TESARO and AnaptysBio’s multipronged approach to the checkpoint inhibitor issue is based on extensive research on the interaction of PD-1, TIM-3, and LAG-3 in animal models and human donor cells. The company’s researchers found that surrogate antibodies for both PD-1 and TIM-3 or LAG-3 in mice had strong and long-lasting anti-tumor activity in syngeneic models. The company has also generated potent antibodies to human PD-1, TIM-3, and LAG-3 that enhance in vitro T cell activation when used alone and in combination. The research has laid the foundation for more effective immunotherapy through the concerted blockade of several different immune checkpoints.
Other Organizations Currently Running Clinical Trials
Many organizations outside of TESARO are currently running clinical trials on checkpoint inhibitors and their efficacy when used in combination with other treatments. One of the most prominent medical research institutions is Johns Hopkins University, which is currently looking into the dosage of an anti-KIR drug administered in combination with anti-PD-1 therapies among patients with advanced refractory solid tumors, including melanoma. The phase 1 study looks to see how pairing anti-KIR, about which little is known, with anti-PD-1, a treatment approved by the United States Food & Drug Administration (FDA) for certain cancers, influences outcomes.
Another phase 1 clinical trial at Johns Hopkins looks at the effects of combining the anti-PD-1 monoclonal antibody with an anti-LAG-3. The study divides participants into three groups, one of which will receive anti-LAG-3 alone. The other two groups will receive both therapies, but one investigates patients who have previously taken anti-PD-1 or anti-PD-L1, while the other examines the effects in patients who have not had previous immunotherapy. The study is focused on advanced solid tumors.
Johns Hopkins is also looking at the role that checkpoint inhibitors can play in the treatment of other cancers, especially melanoma. One clinical program is testing the efficacy of anti-PD-1 therapies when combined with anti-CLTA-4 treatments in subjects with unresectable or metastatic melanoma who have not previously received immunotherapy treatment. A separate phase 1 study is looking at the same treatments in individuals with advanced melanoma. In addition, Johns Hopkins is currently examining the potential of a certain anti-PD-1 drug in the treatment of Merkel cell carcinoma.
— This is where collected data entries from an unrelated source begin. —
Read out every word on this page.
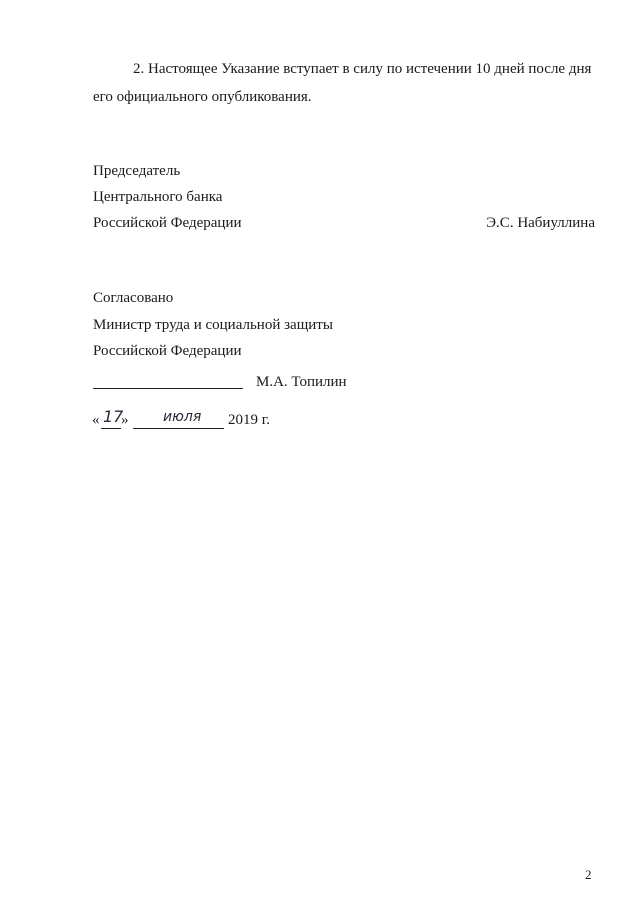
2. Настоящее Указание вступает в силу по истечении 10 дней после дня
его официального опубликования.
Председатель
Центрального банка
Российской Федерации	Э.С. Набиуллина
Согласовано
Министр труда и социальной защиты
Российской Федерации
М.А. Топилин
« 17
» июля 2019 г.
2
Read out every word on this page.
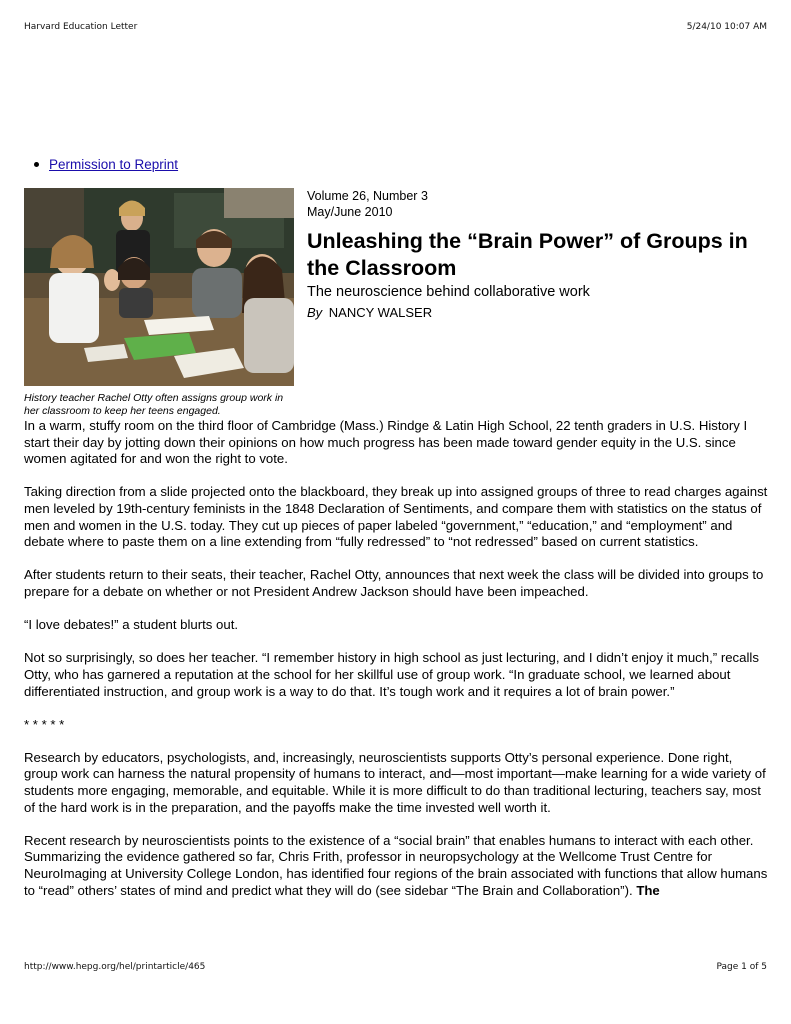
Harvard Education Letter	5/24/10 10:07 AM
Permission to Reprint
History teacher Rachel Otty often assigns group work in her classroom to keep her teens engaged.
Volume 26, Number 3
May/June 2010
Unleashing the “Brain Power” of Groups in the Classroom
The neuroscience behind collaborative work
By NANCY WALSER

In a warm, stuffy room on the third floor of Cambridge (Mass.) Rindge & Latin High School, 22 tenth graders in U.S. History I start their day by jotting down their opinions on how much progress has been made toward gender equity in the U.S. since women agitated for and won the right to vote.

Taking direction from a slide projected onto the blackboard, they break up into assigned groups of three to read charges against men leveled by 19th-century feminists in the 1848 Declaration of Sentiments, and compare them with statistics on the status of men and women in the U.S. today. They cut up pieces of paper labeled “government,” “education,” and “employment” and debate where to paste them on a line extending from “fully redressed” to “not redressed” based on current statistics.

After students return to their seats, their teacher, Rachel Otty, announces that next week the class will be divided into groups to prepare for a debate on whether or not President Andrew Jackson should have been impeached.

“I love debates!” a student blurts out.

Not so surprisingly, so does her teacher. “I remember history in high school as just lecturing, and I didn’t enjoy it much,” recalls Otty, who has garnered a reputation at the school for her skillful use of group work. “In graduate school, we learned about differentiated instruction, and group work is a way to do that. It’s tough work and it requires a lot of brain power.”

* * * * *

Research by educators, psychologists, and, increasingly, neuroscientists supports Otty’s personal experience. Done right, group work can harness the natural propensity of humans to interact, and—most important—make learning for a wide variety of students more engaging, memorable, and equitable. While it is more difficult to do than traditional lecturing, teachers say, most of the hard work is in the preparation, and the payoffs make the time invested well worth it.

Recent research by neuroscientists points to the existence of a “social brain” that enables humans to interact with each other. Summarizing the evidence gathered so far, Chris Frith, professor in neuropsychology at the Wellcome Trust Centre for NeuroImaging at University College London, has identified four regions of the brain associated with functions that allow humans to “read” others’ states of mind and predict what they will do (see sidebar “The Brain and Collaboration”). The

http://www.hepg.org/hel/printarticle/465	Page 1 of 5
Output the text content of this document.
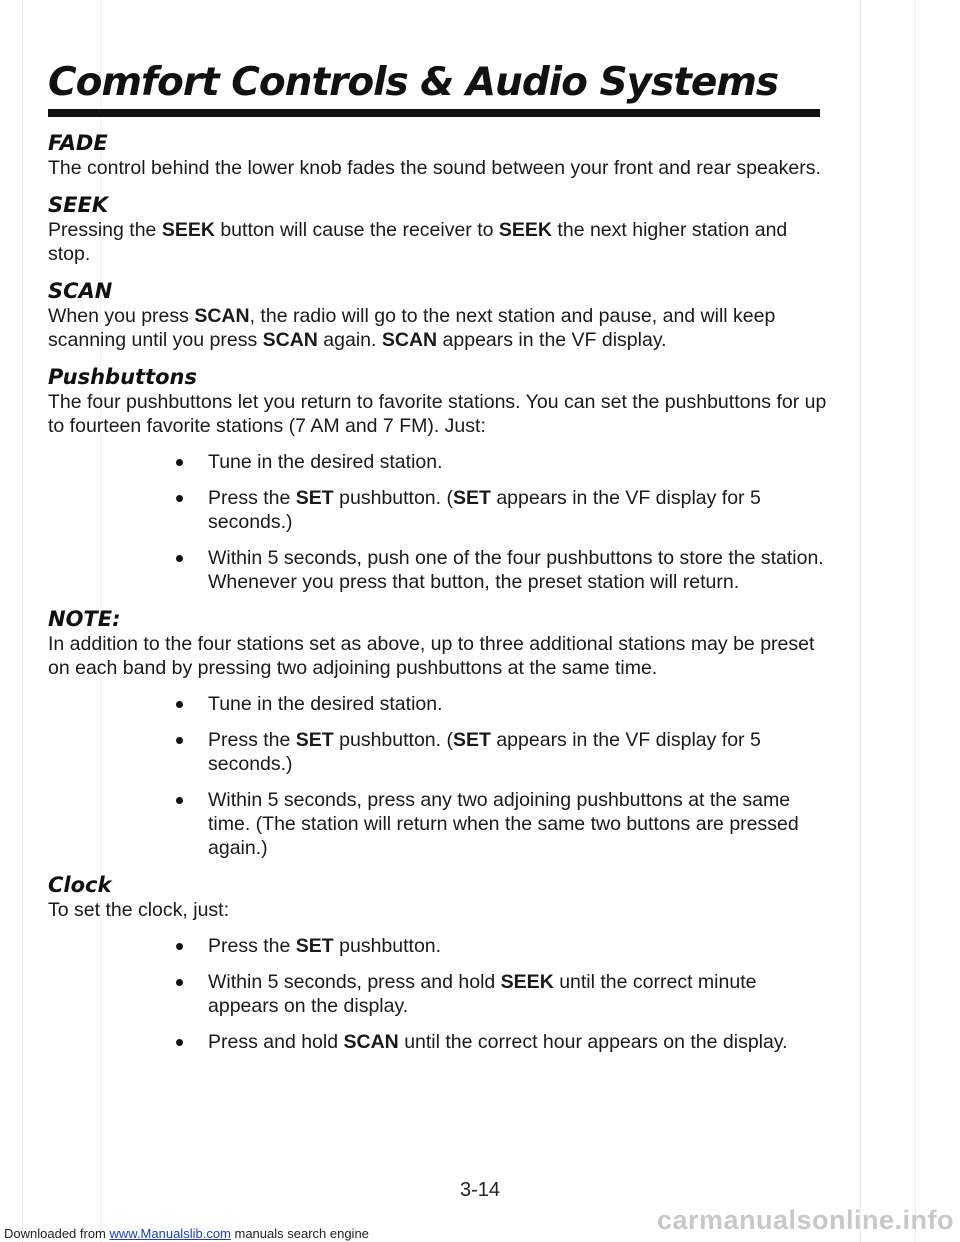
Comfort Controls & Audio Systems
FADE

The control behind the lower knob fades the sound between your front and rear speakers.

SEEK

Pressing the SEEK button will cause the receiver to SEEK the next higher station and stop.

SCAN

When you press SCAN, the radio will go to the next station and pause, and will keep scanning until you press SCAN again. SCAN appears in the VF display.

Pushbuttons

The four pushbuttons let you return to favorite stations. You can set the pushbuttons for up to fourteen favorite stations (7 AM and 7 FM). Just:

Tune in the desired station.
Press the SET pushbutton. (SET appears in the VF display for 5 seconds.)
Within 5 seconds, push one of the four pushbuttons to store the station. Whenever you press that button, the preset station will return.
NOTE:

In addition to the four stations set as above, up to three additional stations may be preset on each band by pressing two adjoining pushbuttons at the same time.

Tune in the desired station.
Press the SET pushbutton. (SET appears in the VF display for 5 seconds.)
Within 5 seconds, press any two adjoining pushbuttons at the same time. (The station will return when the same two buttons are pressed again.)
Clock

To set the clock, just:

Press the SET pushbutton.
Within 5 seconds, press and hold SEEK until the correct minute appears on the display.
Press and hold SCAN until the correct hour appears on the display.
3-14
carmanualsonline.info
Downloaded from www.Manualslib.com manuals search engine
Other institutions around the world are examining the potential of anti-PD-1 treatments as they work on their own or in combination with other therapies for a variety of different cancers, including non-small cell lung cancer, small cell lung cancer, hepatocellular carcinoma, urothelial cancer, and head and neck cancer.
Two PD-1 inhibitors, Opdivo and Keytruda, have already received approval from the FDA to treat a number of different cancers. Opdivo, manufactured by Bristol-Myers Squibb, is approved to treat metastatic melanoma, metastatic non-small cell lung cancer, and renal cell carcinoma. Keytruda, a Merck drug, is approved to treat melanoma and non-small cell lung cancer. With so many other drugs entering clinical trials, not to mention combinations of drugs, the coming years will prove a stimulating time for the field of immuno-oncology. As companies continue to realize success in this realm, even more will begin researching new immunotherapies.